Procédure devant la cour :
Par une requête et un mémoire enregistrés les 17 mars 2017 et 6 décembre 2018, M. B..., représenté par MeC..., demande à la cour :
1°) d'annuler cette ordonnance du président de la 1ère chambre du tribunal administratif de Caen du 24 janvier 2017 ;
2°) d'annuler la décision du 13 octobre 2015 ;
3°) de condamner le SDIS du Calvados à lui verser la somme de 10 000 euros, assortie des intérêts au taux légal à compter de l'enregistrement de sa requête, en réparation des préjudices résultant de l'illégalité de la décision du 13 octobre 2015 ;
4°) de mettre à la charge du SDIS du Calvados le versement de la somme de 1 800 euros au titre de l'article L. 761-1 du code de justice administrative.
Il soutient que :
- la décision contestée constitue une sanction disciplinaire tendant à l'exclure du stage en cours, dès lors qu'il n'a jamais indiqué que les conditions du stage ne lui convenaient pas, mais a simplement souhaité savoir si le SDIS pouvait comptabiliser 8 heures de travail quand le planning du stage en prévoyait 9 ; les termes du courrier sont sans ambiguïté ;
- cette décision, qui le prive de la possibilité d'accéder à un emploi de nageur sauveteur côtier, de la possibilité de travailler en milieu aquatique et d'obtenir une mutation sur la côte, constitue une sanction prise sans respect de la procédure disciplinaire ;
- la décision du 13 octobre 2015 constitue une décision défavorable, prise en considération de sa personne, sans qu'il n'ait pu faire valoir ses observations ;
- cette décision n'est pas motivée ;
- la sanction consistant à l'évincer du stage SAV2 ne fait pas partie des sanctions autorisées par l'article 89 de la loi n° 84-53 du 26 janvier 1984 ;
- la décision contestée est entachée d'une erreur sur la qualification juridique des faits dès lors que la formation SAV2 avait une durée supérieure à 8 heures et que le temps de formation devait être assimilé à du temps de travail effectif ;
- il est fondé à solliciter la réparation des préjudices résultant de son épuisement physique et psychique.

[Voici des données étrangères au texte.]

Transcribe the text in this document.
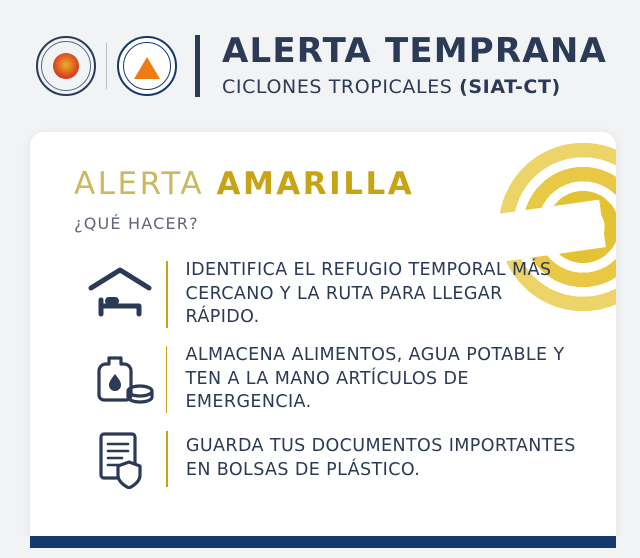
ALERTA TEMPRANA
CICLONES TROPICALES (SIAT-CT)
ALERTA AMARILLA
¿QUÉ HACER?
IDENTIFICA EL REFUGIO TEMPORAL MÁS CERCANO Y LA RUTA PARA LLEGAR RÁPIDO.
ALMACENA ALIMENTOS, AGUA POTABLE Y TEN A LA MANO ARTÍCULOS DE EMERGENCIA.
GUARDA TUS DOCUMENTOS IMPORTANTES EN BOLSAS DE PLÁSTICO.
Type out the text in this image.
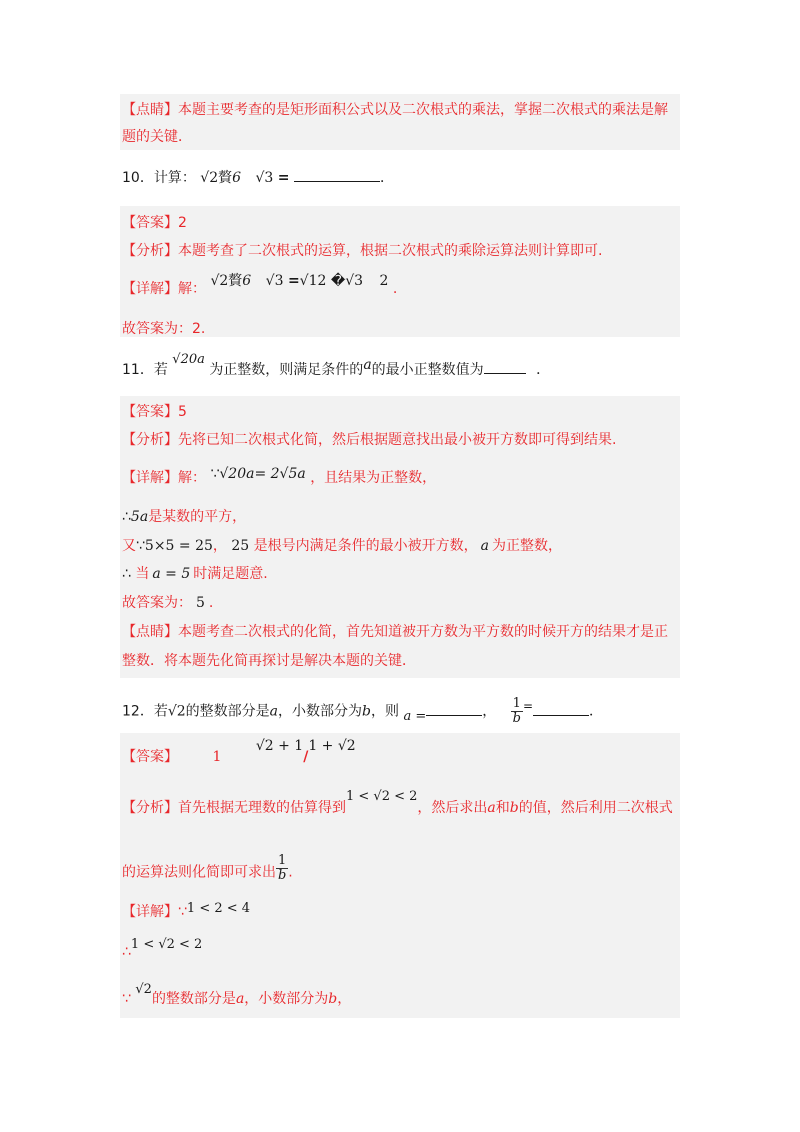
【点睛】本题主要考查的是矩形面积公式以及二次根式的乘法，掌握二次根式的乘法是解
题的关键．
10．计算： √2贅6 √3 =	．
【答案】2
【分析】本题考查了二次根式的运算，根据二次根式的乘除运算法则计算即可.
【详解】解： √2贅6 √3 =√12 �√3 2 .
故答案为：2.
11．若 √20a 为正整数，则满足条件的a的最小正整数值为	．
【答案】5
【分析】先将已知二次根式化简，然后根据题意找出最小被开方数即可得到结果.
【详解】解： ∵√20a= 2√5a ，且结果为正整数，
∴5a是某数的平方，
又∵5×5 = 25， 25 是根号内满足条件的最小被开方数， a 为正整数，
∴ 当 a = 5 时满足题意.
故答案为： 5 .
【点睛】本题考查二次根式的化简，首先知道被开方数为平方数的时候开方的结果才是正
整数．将本题先化简再探讨是解决本题的关键．
12．若√2的整数部分是a，小数部分为b，则 a =	， $\frac{1}{b}$ =	．
【答案】 1 √2 + 1/1 + √2
【分析】首先根据无理数的估算得到1 < √2 < 2，然后求出a和b的值，然后利用二次根式
的运算法则化简即可求出 $\frac{1}{b}$ .
【详解】∵1 < 2 < 4
∴1 < √2 < 2
∵ √2的整数部分是a，小数部分为b，
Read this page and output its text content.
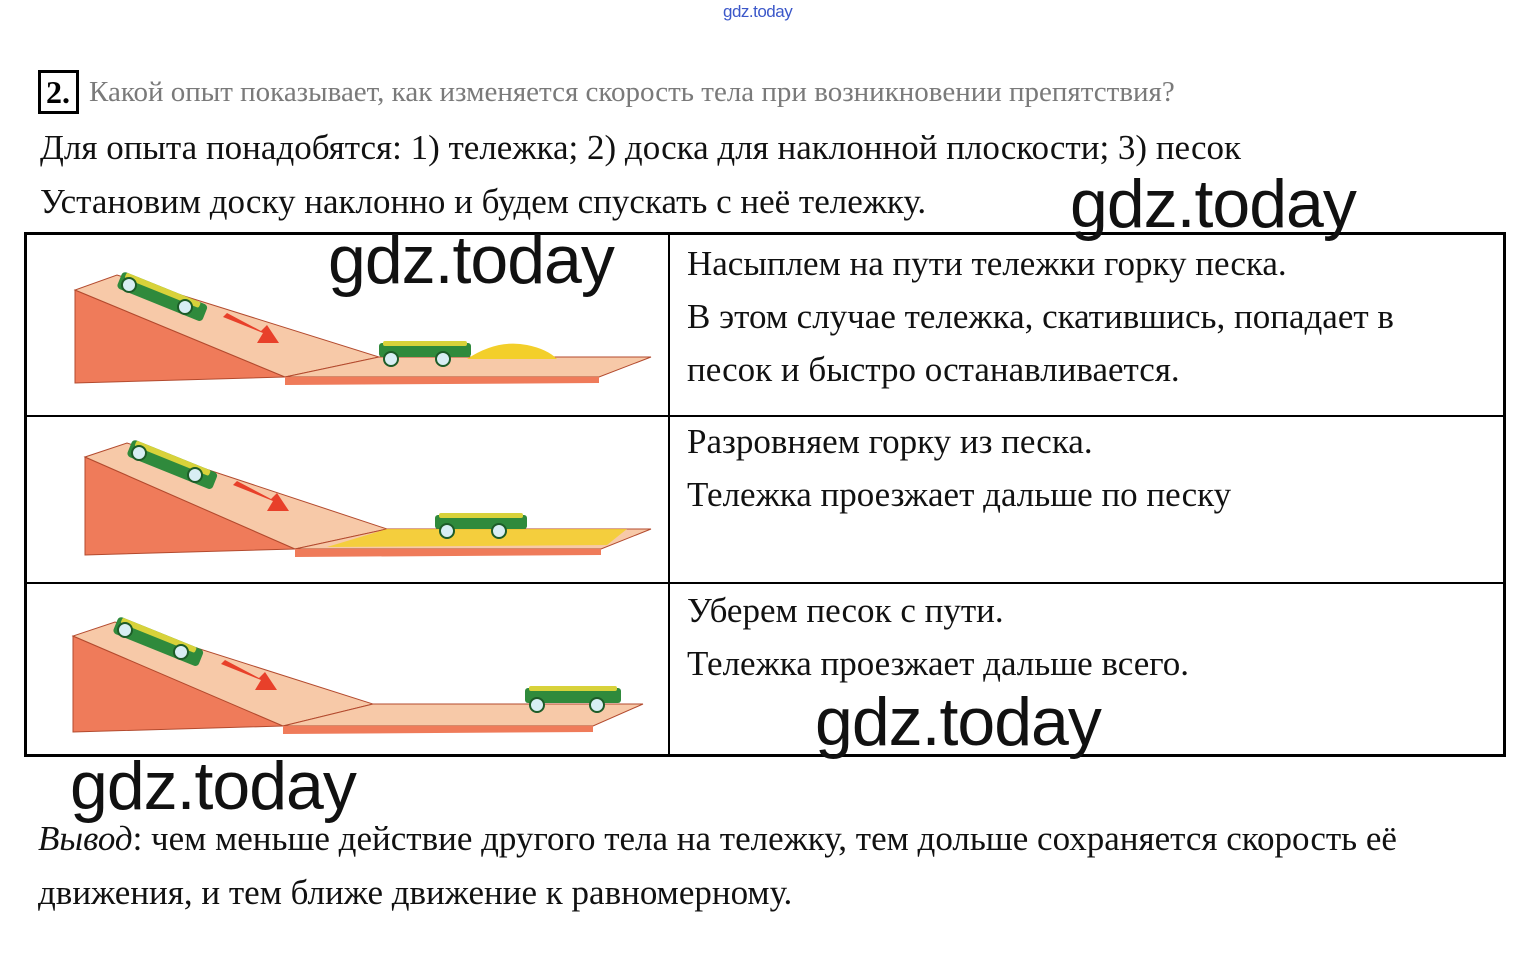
gdz.today
2. Какой опыт показывает, как изменяется скорость тела при возникновении препятствия?
Для опыта понадобятся: 1) тележка; 2) доска для наклонной плоскости; 3) песок
Установим доску наклонно и будем спускать с неё тележку.

Насыплем на пути тележки горку песка.

В этом случае тележка, скатившись, попадает в

песок и быстро останавливается.

Разровняем горку из песка.

Тележка проезжает дальше по песку

Уберем песок с пути.

Тележка проезжает дальше всего.

gdz.today
gdz.today
gdz.today
gdz.today
Вывод: чем меньше действие другого тела на тележку, тем дольше сохраняется скорость её движения, и тем ближе движение к равномерному.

Par un mémoire en défense, enregistré le 27 juin 2018, le service départemental d'incendie et de secours du Calvados, représenté par la SELARL Auger-Vielpeau-Le Coustumer, conclut au rejet de la requête et à ce que la somme de 2 500 euros soit mise à la charge de M. B... au titre de l'article L. 761-1 du code de justice administrative.
Il soutient que :
- les moyens soulevés par M. B... ne sont pas fondés ;
- ses conclusions indemnitaires sont, en tout état de cause, irrecevables à défaut d'avoir été précédées d'une réclamation préalable.
Vu les autres pièces du dossier.
Vu :
- la loi du 22 avril 1905 ;
- la loi n° 84-53 du 26 janvier 1984 ;
- le code de justice administrative.
Les parties ont été régulièrement averties du jour de l'audience.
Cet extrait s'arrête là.